Ho orrore di chi eserciti il proprio potere con la forza, la discriminazione, la punizione arbitraria ed eccessiva. Ho orrore di chi è convinto che i diritti individuali siano qualcosa che è possibile violare, sospendere, senza neppure una legge votata dal Parlamento. Ho imparato che alla maggioranza delle persone di tutto questo non importa nulla ed è una lezione amara anche per un uomo anziano e disilluso.

Credevo che l’umanità (o perlomeno quella Occidentale) avesse a cuore le proprie libertà, invece era inebetita, costantemente alla ricerca di soddisfare bisogni indotti, senza più valori, senza una vera volontà di cambiamento, sempre con la mente altrove, davanti ai propri schermi, ignorante, indifferente, impassibile rispetto alla quasi totalità dei problemi e soprattutto compattata come un branco di animali dalla paura del nemico invisibile.

“Andrà tutto bene” è stato il simbolo di questi due anni, dell’atteggiamento fatalista e passivo con cui il mondo Occidentale ha combattuto la guerra.

Voglio essere molto chiaro: i vigliacchi non hanno mai vinto una guerra e non saranno loro a vincere questa.

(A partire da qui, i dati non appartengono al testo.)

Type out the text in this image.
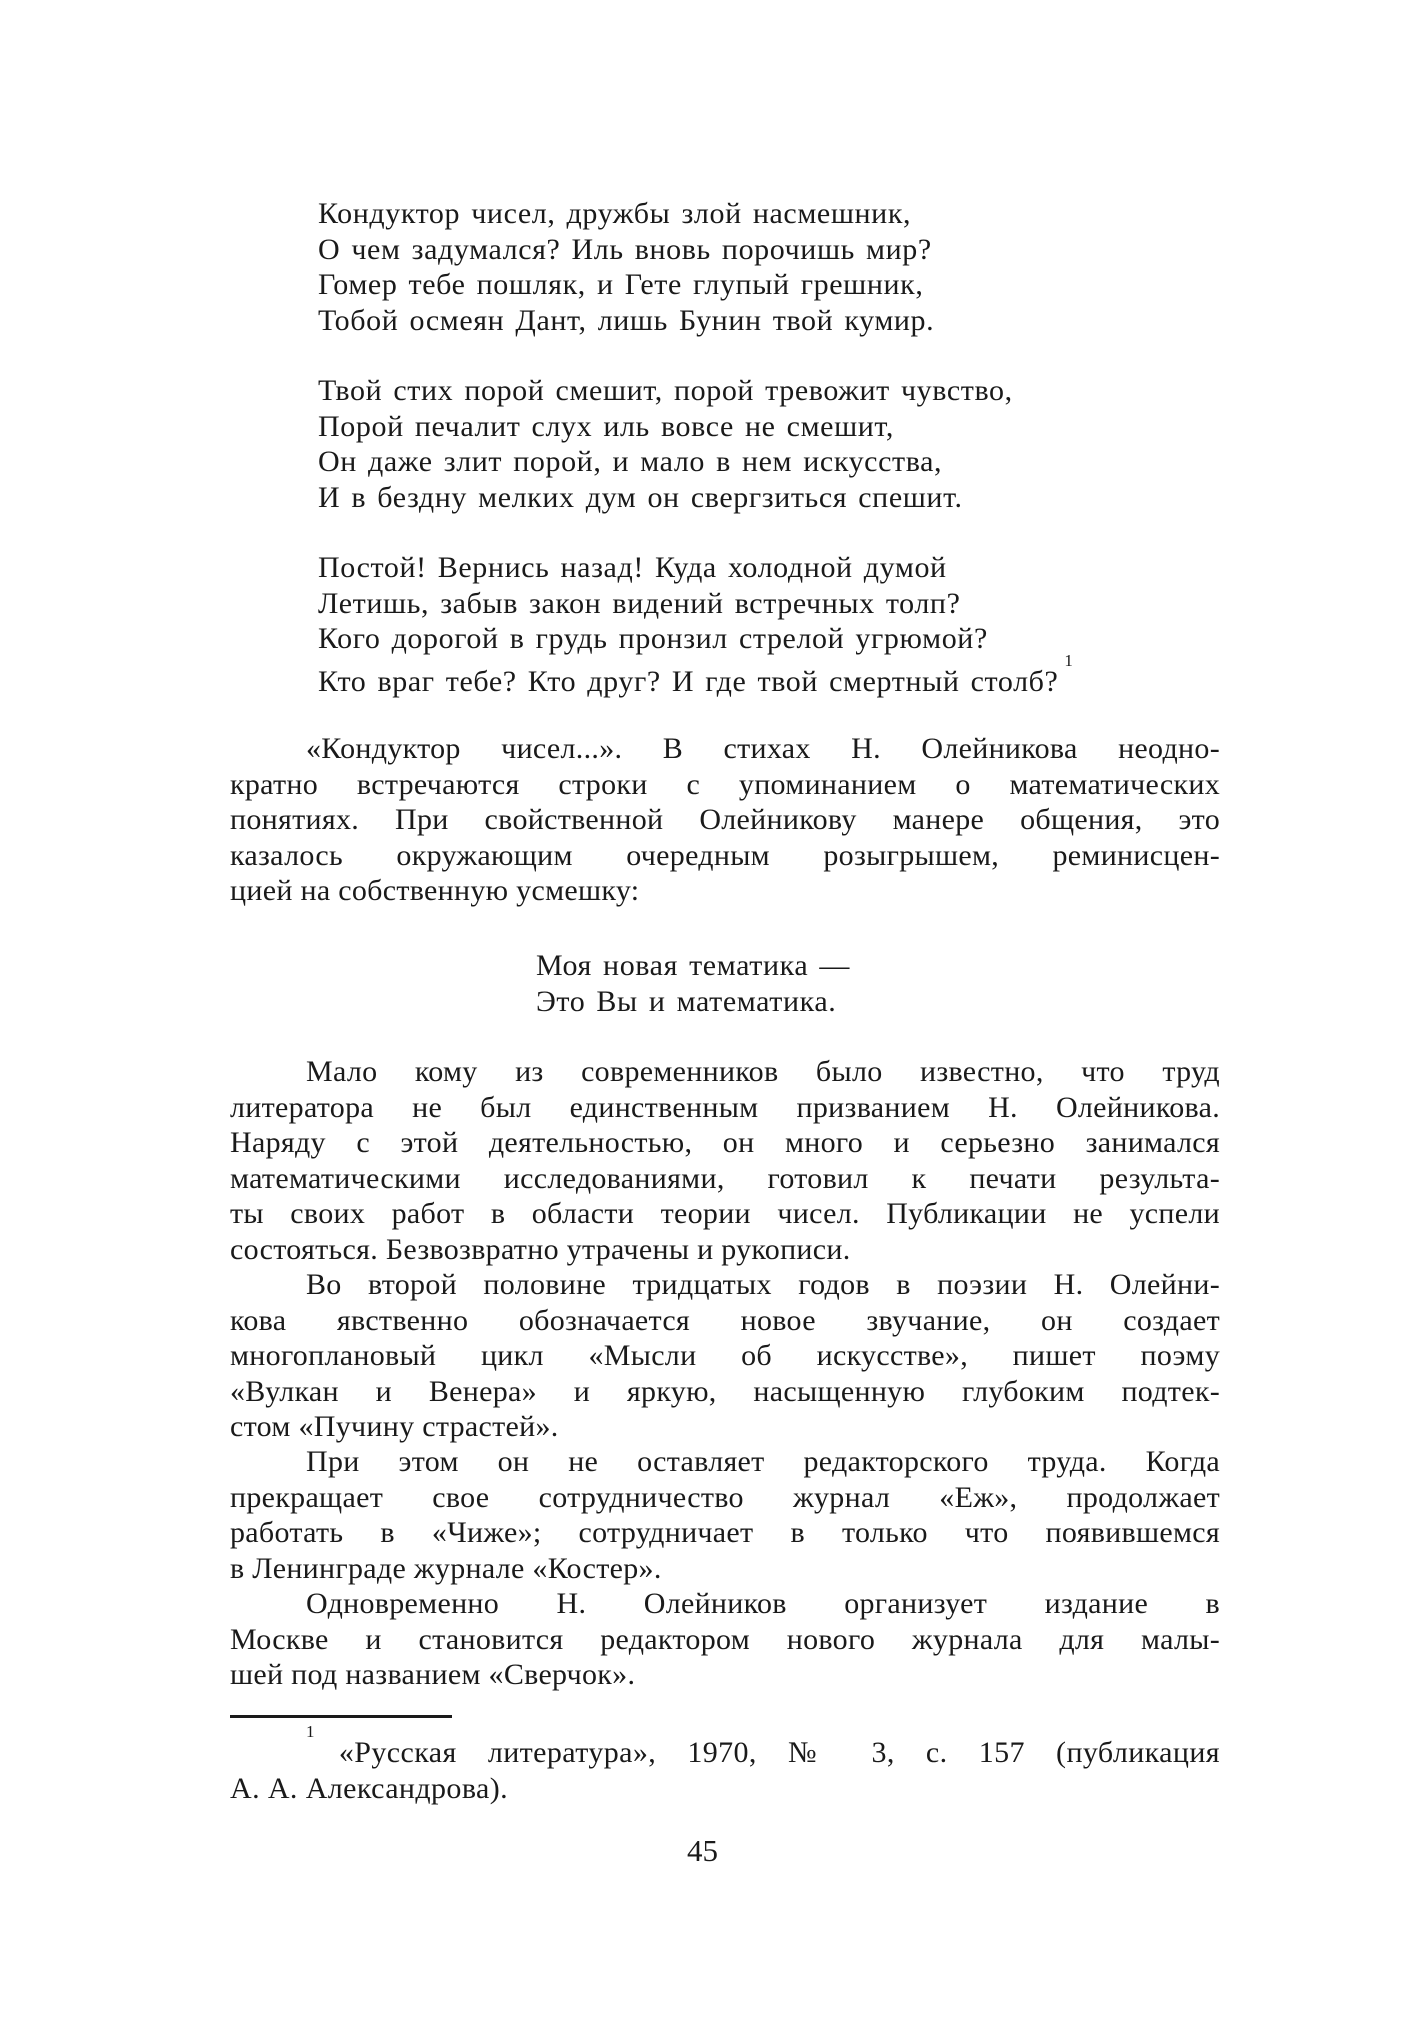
Кондуктор чисел, дружбы злой насмешник,
О чем задумался? Иль вновь порочишь мир?
Гомер тебе пошляк, и Гете глупый грешник,
Тобой осмеян Дант, лишь Бунин твой кумир.
Твой стих порой смешит, порой тревожит чувство,
Порой печалит слух иль вовсе не смешит,
Он даже злит порой, и мало в нем искусства,
И в бездну мелких дум он свергзиться спешит.
Постой! Вернись назад! Куда холодной думой
Летишь, забыв закон видений встречных толп?
Кого дорогой в грудь пронзил стрелой угрюмой?
Кто враг тебе? Кто друг? И где твой смертный столб?$^1$
«Кондуктор чисел...». В стихах Н. Олейникова неодно-
кратно встречаются строки с упоминанием о математических
понятиях. При свойственной Олейникову манере общения, это
казалось окружающим очередным розыгрышем, реминисцен-
цией на собственную усмешку:
Моя новая тематика —
Это Вы и математика.
Мало кому из современников было известно, что труд
литератора не был единственным призванием Н. Олейникова.
Наряду с этой деятельностью, он много и серьезно занимался
математическими исследованиями, готовил к печати результа-
ты своих работ в области теории чисел. Публикации не успели
состояться. Безвозвратно утрачены и рукописи.
Во второй половине тридцатых годов в поэзии Н. Олейни-
кова явственно обозначается новое звучание, он создает
многоплановый цикл «Мысли об искусстве», пишет поэму
«Вулкан и Венера» и яркую, насыщенную глубоким подтек-
стом «Пучину страстей».
При этом он не оставляет редакторского труда. Когда
прекращает свое сотрудничество журнал «Еж», продолжает
работать в «Чиже»; сотрудничает в только что появившемся
в Ленинграде журнале «Костер».
Одновременно Н. Олейников организует издание в
Москве и становится редактором нового журнала для малы-
шей под названием «Сверчок».
$^1$«Русская литература», 1970, № 3, с. 157 (публикация
А. А. Александрова).
45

Questa guerra, dopo due anni, ha annientato il nemico. L’arma del virus è stata vincente. Una blitzkrieg che passerà alla storia.

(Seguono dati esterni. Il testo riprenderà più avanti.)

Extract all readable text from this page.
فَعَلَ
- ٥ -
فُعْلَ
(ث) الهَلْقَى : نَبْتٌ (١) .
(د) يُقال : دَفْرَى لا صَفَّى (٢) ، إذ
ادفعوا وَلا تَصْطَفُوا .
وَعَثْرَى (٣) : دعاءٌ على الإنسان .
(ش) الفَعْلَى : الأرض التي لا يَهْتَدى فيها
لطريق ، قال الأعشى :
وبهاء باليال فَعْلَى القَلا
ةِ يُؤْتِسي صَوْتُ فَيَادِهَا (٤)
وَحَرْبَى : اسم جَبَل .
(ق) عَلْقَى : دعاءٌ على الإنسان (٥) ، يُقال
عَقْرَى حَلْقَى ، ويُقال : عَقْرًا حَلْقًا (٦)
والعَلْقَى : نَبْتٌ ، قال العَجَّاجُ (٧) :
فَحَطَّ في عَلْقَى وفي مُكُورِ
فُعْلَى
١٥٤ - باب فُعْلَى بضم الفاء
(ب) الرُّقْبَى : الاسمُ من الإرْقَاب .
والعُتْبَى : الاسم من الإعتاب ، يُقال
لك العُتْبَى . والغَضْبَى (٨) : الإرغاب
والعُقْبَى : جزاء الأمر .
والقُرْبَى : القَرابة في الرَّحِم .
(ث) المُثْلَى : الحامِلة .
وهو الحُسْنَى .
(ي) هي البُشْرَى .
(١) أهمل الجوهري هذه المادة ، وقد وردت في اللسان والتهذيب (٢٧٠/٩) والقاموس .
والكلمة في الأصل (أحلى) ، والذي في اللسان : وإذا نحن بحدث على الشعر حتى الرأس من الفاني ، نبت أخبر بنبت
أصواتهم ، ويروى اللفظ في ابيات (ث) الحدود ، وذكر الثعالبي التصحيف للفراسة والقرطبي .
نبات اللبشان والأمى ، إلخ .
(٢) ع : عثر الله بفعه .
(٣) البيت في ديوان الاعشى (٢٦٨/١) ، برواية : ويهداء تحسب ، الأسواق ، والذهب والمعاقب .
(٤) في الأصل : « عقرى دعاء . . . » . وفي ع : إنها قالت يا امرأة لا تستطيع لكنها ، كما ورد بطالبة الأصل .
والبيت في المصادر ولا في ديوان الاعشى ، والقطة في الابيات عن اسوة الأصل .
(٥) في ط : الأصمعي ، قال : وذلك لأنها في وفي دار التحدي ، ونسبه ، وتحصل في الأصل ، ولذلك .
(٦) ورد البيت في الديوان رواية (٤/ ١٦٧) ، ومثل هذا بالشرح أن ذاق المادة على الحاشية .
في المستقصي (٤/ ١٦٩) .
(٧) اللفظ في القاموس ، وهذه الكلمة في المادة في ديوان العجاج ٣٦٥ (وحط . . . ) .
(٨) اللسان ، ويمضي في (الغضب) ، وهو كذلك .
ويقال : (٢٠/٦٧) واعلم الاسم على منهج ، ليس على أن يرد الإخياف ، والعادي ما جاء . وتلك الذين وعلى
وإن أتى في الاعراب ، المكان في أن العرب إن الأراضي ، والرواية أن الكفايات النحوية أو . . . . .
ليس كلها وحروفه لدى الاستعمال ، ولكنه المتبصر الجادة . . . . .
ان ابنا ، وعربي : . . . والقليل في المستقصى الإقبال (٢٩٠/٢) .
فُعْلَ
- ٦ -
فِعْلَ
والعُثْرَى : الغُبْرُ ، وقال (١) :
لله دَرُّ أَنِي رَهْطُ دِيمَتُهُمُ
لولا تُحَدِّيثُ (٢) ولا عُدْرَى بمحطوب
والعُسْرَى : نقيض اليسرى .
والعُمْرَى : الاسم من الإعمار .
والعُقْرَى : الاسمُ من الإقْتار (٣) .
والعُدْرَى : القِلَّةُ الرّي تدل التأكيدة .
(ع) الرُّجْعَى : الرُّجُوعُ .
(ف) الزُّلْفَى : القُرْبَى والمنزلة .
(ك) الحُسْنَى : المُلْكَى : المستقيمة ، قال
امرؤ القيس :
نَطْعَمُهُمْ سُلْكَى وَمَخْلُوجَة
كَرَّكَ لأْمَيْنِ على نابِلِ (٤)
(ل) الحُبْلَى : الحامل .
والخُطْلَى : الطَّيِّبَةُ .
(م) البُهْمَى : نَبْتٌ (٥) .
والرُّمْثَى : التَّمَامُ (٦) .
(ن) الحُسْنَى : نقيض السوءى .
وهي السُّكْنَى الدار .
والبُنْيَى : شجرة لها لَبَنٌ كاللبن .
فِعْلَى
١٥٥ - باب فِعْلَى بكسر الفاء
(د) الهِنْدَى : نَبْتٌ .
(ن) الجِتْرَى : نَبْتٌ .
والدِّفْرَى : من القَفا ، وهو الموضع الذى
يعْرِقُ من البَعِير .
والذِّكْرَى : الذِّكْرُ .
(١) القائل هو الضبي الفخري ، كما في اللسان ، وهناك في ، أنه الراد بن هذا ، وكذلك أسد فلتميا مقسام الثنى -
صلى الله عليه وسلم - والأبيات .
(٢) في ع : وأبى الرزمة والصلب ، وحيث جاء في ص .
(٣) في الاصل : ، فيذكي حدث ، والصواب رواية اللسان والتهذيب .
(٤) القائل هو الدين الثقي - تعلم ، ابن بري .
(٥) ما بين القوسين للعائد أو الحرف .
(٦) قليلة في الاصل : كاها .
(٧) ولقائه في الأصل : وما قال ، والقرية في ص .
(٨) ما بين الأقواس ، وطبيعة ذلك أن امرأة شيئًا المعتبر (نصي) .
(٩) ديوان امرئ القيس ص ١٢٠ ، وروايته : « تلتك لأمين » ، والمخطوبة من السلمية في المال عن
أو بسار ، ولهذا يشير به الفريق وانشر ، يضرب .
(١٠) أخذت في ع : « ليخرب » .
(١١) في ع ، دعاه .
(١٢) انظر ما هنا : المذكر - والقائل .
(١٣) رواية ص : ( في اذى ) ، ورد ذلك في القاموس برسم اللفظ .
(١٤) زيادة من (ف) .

In due anni ho perso tutte le mie certezze ma, soprattutto, la mia fiducia nel mio prossimo. Guardo lo striscione sbiadito appeso al cancello del mio vicino e penso che vorrei andarmene in un Paese con una spinta ideale, governato da un filosofo che predichi i valori che furono dell’Occidente. Sogno un nuovo umanesimo, una società di persone con una forte spinta ideale, che non si pieghino alla logica di guerra, che davanti al pericolo concreto reagiscano con coraggio e senso di responsabilità. Tutti vaccinati volontariamente, dunque? Forse, se davvero la vaccinazione immunizzasse dalla malattia e impedisse la diffusione del contagio. Oggi sappiamo che al contrario gli effetti sono limitati a venti settimane. Non farò la terza dose, perché vorrebbe dire accettare una dose ogni 4 mesi, per tutta la vita. Tutta la vita soggiacere alla logica dello stato di emergenza, ai decreti liberticidi. Non farò la terza dose perché preferisco rischiare gravi complicanze che accettare il totalitarismo. Non mi abituerò al Green pass come auspica il Ministro Roberto Speranza, non mi abituerò al bavaglio messo ai dissidenti dai media nazionali, non me ne starò zitto pensando “Adda passà ‘a nuttata”.

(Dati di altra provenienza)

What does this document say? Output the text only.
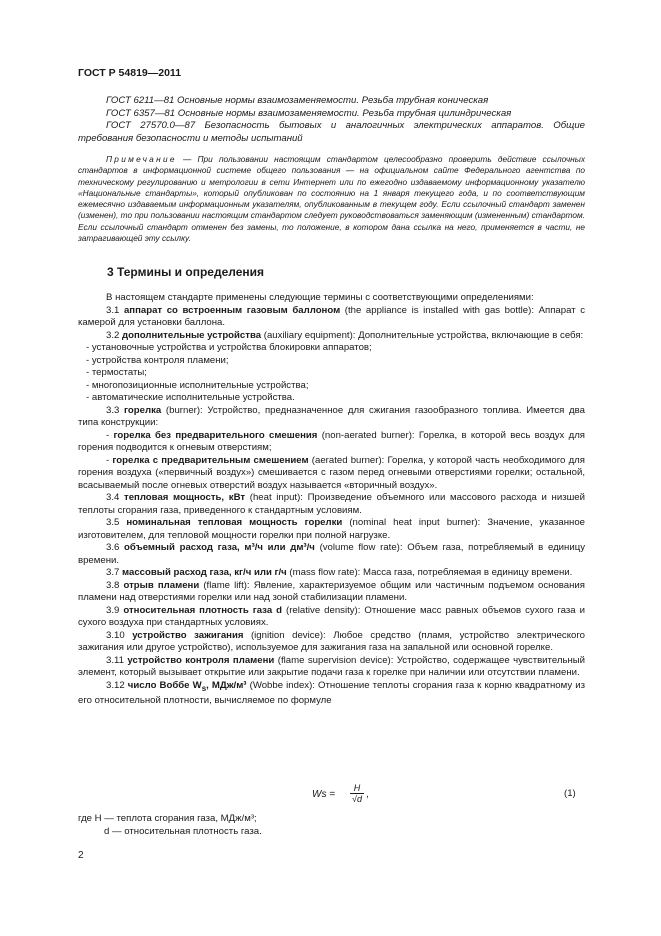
ГОСТ Р 54819—2011

ГОСТ 6211—81 Основные нормы взаимозаменяемости. Резьба трубная коническая

ГОСТ 6357—81 Основные нормы взаимозаменяемости. Резьба трубная цилиндрическая

ГОСТ 27570.0—87 Безопасность бытовых и аналогичных электрических аппаратов. Общие требования безопасности и методы испытаний

Примечание — При пользовании настоящим стандартом целесообразно проверить действие ссылочных стандартов в информационной системе общего пользования — на официальном сайте Федерального агентства по техническому регулированию и метрологии в сети Интернет или по ежегодно издаваемому информационному указателю «Национальные стандарты», который опубликован по состоянию на 1 января текущего года, и по соответствующим ежемесячно издаваемым информационным указателям, опубликованным в текущем году. Если ссылочный стандарт заменен (изменен), то при пользовании настоящим стандартом следует руководствоваться заменяющим (измененным) стандартом. Если ссылочный стандарт отменен без замены, то положение, в котором дана ссылка на него, применяется в части, не затрагивающей эту ссылку.

3 Термины и определения

В настоящем стандарте применены следующие термины с соответствующими определениями:

3.1 аппарат со встроенным газовым баллоном (the appliance is installed with gas bottle): Аппарат с камерой для установки баллона.

3.2 дополнительные устройства (auxiliary equipment): Дополнительные устройства, включающие в себя:

- установочные устройства и устройства блокировки аппаратов;

- устройства контроля пламени;

- термостаты;

- многопозиционные исполнительные устройства;

- автоматические исполнительные устройства.

3.3 горелка (burner): Устройство, предназначенное для сжигания газообразного топлива. Имеется два типа конструкции:

- горелка без предварительного смешения (non-aerated burner): Горелка, в которой весь воздух для горения подводится к огневым отверстиям;

- горелка с предварительным смешением (aerated burner): Горелка, у которой часть необходимого для горения воздуха («первичный воздух») смешивается с газом перед огневыми отверстиями горелки; остальной, всасываемый после огневых отверстий воздух называется «вторичный воздух».

3.4 тепловая мощность, кВт (heat input): Произведение объемного или массового расхода и низшей теплоты сгорания газа, приведенного к стандартным условиям.

3.5 номинальная тепловая мощность горелки (nominal heat input burner): Значение, указанное изготовителем, для тепловой мощности горелки при полной нагрузке.

3.6 объемный расход газа, м³/ч или дм³/ч (volume flow rate): Объем газа, потребляемый в единицу времени.

3.7 массовый расход газа, кг/ч или г/ч (mass flow rate): Масса газа, потребляемая в единицу времени.

3.8 отрыв пламени (flame lift): Явление, характеризуемое общим или частичным подъемом основания пламени над отверстиями горелки или над зоной стабилизации пламени.

3.9 относительная плотность газа d (relative density): Отношение масс равных объемов сухого газа и сухого воздуха при стандартных условиях.

3.10 устройство зажигания (ignition device): Любое средство (пламя, устройство электрического зажигания или другое устройство), используемое для зажигания газа на запальной или основной горелке.

3.11 устройство контроля пламени (flame supervision device): Устройство, содержащее чувствительный элемент, который вызывает открытие или закрытие подачи газа к горелке при наличии или отсутствии пламени.

3.12 число Воббе $W_s$, МДж/м³ (Wobbe index): Отношение теплоты сгорания газа к корню квадратному из его относительной плотности, вычисляемое по формуле

$Ws = \frac{H}{√d}$ ,	(1)

где H — теплота сгорания газа, МДж/м³;

d — относительная плотность газа.

2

Da questa casa non posso più uscire per andare in Tribunale, ma scriverò una citazione. Non posso più prendere la metropolitana per andare in redazione, ma scriverò un articolo.

Canterò i miei eroi di questa guerra, che non sono soltanto gli operatori sanitari, ma persone eccezionali come il Dottor Giuseppe De Donno, istigato al suicidio dai detrattori della sua terapia con il plasma iperimmune, come il Presidente Emerito Paolo Sceusa, che sta marciando da Venezia a Roma per le libertà, come il Professor Giovanni Frajese, il filosofo Andrea Zhok e l’Europarlamentare Francesca Donato, che hanno il coraggio di andare in televisione a rappresentare una minoranza discriminata e privata di diritti costituzionali.